„East Belgian Rally“: Titelkampf beim Motorsportrennen in der Eifel

„East Belgian Rally“ : Titelkampf beim Motorsportrennen in der Eifel

Alljährlich am letzten Samstag im September ist die „East Belgian Rally“ (EBR) in den Gemeinden der belgischen Eifel das Stelldichein der nationalen und internationalen Motorsportszene. Das Event, das 2018 zum zwölften Mal ausgetragen wird, zählt als vorletzter Lauf der belgischen Rallye-Meisterschaft (BRC) sowie für die niederländische und die luxemburgische Meisterschaft, ferner für die FIA-Benelux-Rally-Trophy und die Euro-Rally-Trophy.

Es stößt nicht nur in ganz Belgien, sondern wegen der Grenznähe auch in Deutschland, den Niederlanden und Luxemburg auf großes Interesse.

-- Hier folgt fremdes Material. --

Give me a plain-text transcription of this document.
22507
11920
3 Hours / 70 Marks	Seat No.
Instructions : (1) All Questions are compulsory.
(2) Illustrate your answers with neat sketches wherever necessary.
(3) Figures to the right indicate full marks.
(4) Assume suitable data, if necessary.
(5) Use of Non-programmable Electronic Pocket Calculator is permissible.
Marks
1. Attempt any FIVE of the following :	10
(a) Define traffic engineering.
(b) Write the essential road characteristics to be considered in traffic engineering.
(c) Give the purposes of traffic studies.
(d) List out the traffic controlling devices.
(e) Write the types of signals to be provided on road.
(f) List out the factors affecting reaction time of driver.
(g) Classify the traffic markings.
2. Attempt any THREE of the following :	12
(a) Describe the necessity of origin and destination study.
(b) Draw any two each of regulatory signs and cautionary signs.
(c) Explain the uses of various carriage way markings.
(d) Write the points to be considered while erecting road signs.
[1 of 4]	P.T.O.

Die Rallye-Fans dürfen am Samstag, 29. September, auf den anspruchsvollen Wertungsprüfungen (WP) in der malerischen Landschaft der Eifel wieder erstklassigen Rallye-Sport erleben, der das außergewöhnliche Niveau des belgischen Championats im internationalen Vergleich veranschaulicht. Im Blickpunkt steht das Duell zwischen dem amtierenden Landesmeister Vincent Verschueren und seinem ärgsten Herausforderer Kris Princen, beide im Skoda Fabia R5.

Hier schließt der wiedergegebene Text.